For instance, we can use the function to compute the hydropobicity of the `Fw1` region corresponding to the frist five records:
```sql
select id,fw1_hit_raw,ishydrophobic(fw1_hit_raw) from codeocean limit 5
```


| id | fw1_hit_raw |ishydrophobic(fw1_hit_raw)|
| --- | --- | --- |
| <font color='black'>1</font> | <font color='black'>QSVLTQPPSVSGAPDQRVTISCTGS</font>| <font color='red'>0.58</font> | 
| <font color='black'>2</font> | <font color='black'>TWGAPGQRVTISCTGN </font>| <font color='red'>0.65</font> |
| <font color='black'>3</font> | <font color='black'>HGTISCSGS </font>| <font color='red'>0.70</font> |
| <font color='black'>4</font> | <font color='black'>SYDLTQARSVSVSPGQTARITCGGD </font>| <font color='red'>0.65</font> |
| <font color='black'>5</font> | <font color='black'>QSVLTQPPSVSGAPGQRVTISCTGS </font>| <font color='red'>0.58</font> |

# 4.&nbsp;Extraction of hydrophobic sequences using recursive SQL

Common Table Expressions (CTE) are useful tools in SQL with many interesting applications. Here, we show an example of application of a recursive CTE that extracts sequences with high hydrophobicity. Note that extracting such sequences can be done through a veriety of techniques such as binning, sorting, etc... A recursive implementation by no means is optimal and is only done for illustrtion purposes. Devising a recursive structure, however, helps construct less trivial queries from the database.

Now, let say we want to identify sequences with high hydrophobicity. In addition, we want to find hydrophobic sequences one by one such that each sequence has less hydrophobicity value than previous one. Search terminates where the hydrophobicity of the next sequence falls below a threshold distance of `0.05` with the previous one.
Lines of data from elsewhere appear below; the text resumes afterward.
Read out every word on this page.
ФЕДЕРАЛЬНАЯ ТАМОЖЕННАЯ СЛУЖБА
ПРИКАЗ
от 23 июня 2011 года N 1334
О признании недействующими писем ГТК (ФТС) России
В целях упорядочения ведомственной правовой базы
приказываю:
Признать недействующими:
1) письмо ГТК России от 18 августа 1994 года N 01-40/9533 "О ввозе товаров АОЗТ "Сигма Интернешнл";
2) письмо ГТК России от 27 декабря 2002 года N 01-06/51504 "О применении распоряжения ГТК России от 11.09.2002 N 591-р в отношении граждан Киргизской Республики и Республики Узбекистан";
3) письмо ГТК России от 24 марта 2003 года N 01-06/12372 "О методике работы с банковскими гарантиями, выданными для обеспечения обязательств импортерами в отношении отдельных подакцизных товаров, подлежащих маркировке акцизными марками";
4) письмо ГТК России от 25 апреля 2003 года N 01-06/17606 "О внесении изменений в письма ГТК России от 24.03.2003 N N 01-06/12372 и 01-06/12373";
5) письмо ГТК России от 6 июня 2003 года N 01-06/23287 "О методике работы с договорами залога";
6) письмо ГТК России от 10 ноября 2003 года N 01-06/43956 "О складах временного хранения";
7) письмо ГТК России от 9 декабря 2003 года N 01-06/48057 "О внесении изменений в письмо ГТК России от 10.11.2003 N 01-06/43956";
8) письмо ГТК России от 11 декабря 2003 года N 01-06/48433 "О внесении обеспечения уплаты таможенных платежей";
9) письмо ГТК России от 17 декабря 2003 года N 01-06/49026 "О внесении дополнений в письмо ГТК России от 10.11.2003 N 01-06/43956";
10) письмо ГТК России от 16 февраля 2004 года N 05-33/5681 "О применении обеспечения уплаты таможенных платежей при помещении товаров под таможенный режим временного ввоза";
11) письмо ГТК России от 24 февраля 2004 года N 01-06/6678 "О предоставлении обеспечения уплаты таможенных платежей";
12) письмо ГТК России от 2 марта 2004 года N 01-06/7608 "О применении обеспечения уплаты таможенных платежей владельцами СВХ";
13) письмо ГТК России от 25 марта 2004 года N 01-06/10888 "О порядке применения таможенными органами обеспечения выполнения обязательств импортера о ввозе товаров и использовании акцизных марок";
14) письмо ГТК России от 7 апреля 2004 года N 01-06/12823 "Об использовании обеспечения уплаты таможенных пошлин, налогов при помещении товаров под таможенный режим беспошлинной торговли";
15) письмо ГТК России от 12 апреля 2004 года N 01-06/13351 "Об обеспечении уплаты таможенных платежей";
In other words, we are only interested in sets of sequences that show *gradual* decrease in hydrophobicity.

```sql
--value n is used to control the recursion limiting it to a maximum of five sequences
with recursive hydrophobic(n,id,sequence,hydrophobicity) as
--this select statement is the base case containing only the sequence with maximum hydrophobicity
(select 1 as n,id,fw1_hit_raw as sequence, ISHYDROPHOBIC(fw1_hit_raw) as hydrophobicity from codeocean where ISHYDROPHOBIC(fw1_hit_raw) in 
(select max(ISHYDROPHOBIC(fw1_hit_raw)) from codeocean)
union all
select n+1,codeocean.id,codeocean.fw1_hit_raw as sequence,ISHYDROPHOBIC(codeocean.fw1_hit_raw) as hydrophobicity from codeocean inner join hydrophobic as h
on ISHYDROPHOBIC(codeocean.fw1_hit_raw) < h.hydrophobicity
and ISHYDROPHOBIC(codeocean.fw1_hit_raw) > (h.hydrophobicity - 0.05)
and codeocean.id != h.id
and n < 5
)
select * from hydrophobic

```

| n | id |sequence|hydrophobicity|
| --- | --- | --- | --- |
| <font color='black'>1</font> | <font color='black'>26335 </font>| <font color='black'>HGGGD</font> |  <font color='black'>0.83</font>|
| <font color='black'>2</font> | <font color='black'>13024 </font>| <font color='black'>HGTISWSGS</font> |  <font color='black'>0.80</font>|

Script `analyze.sql` contains both the function and recursive CTE commands.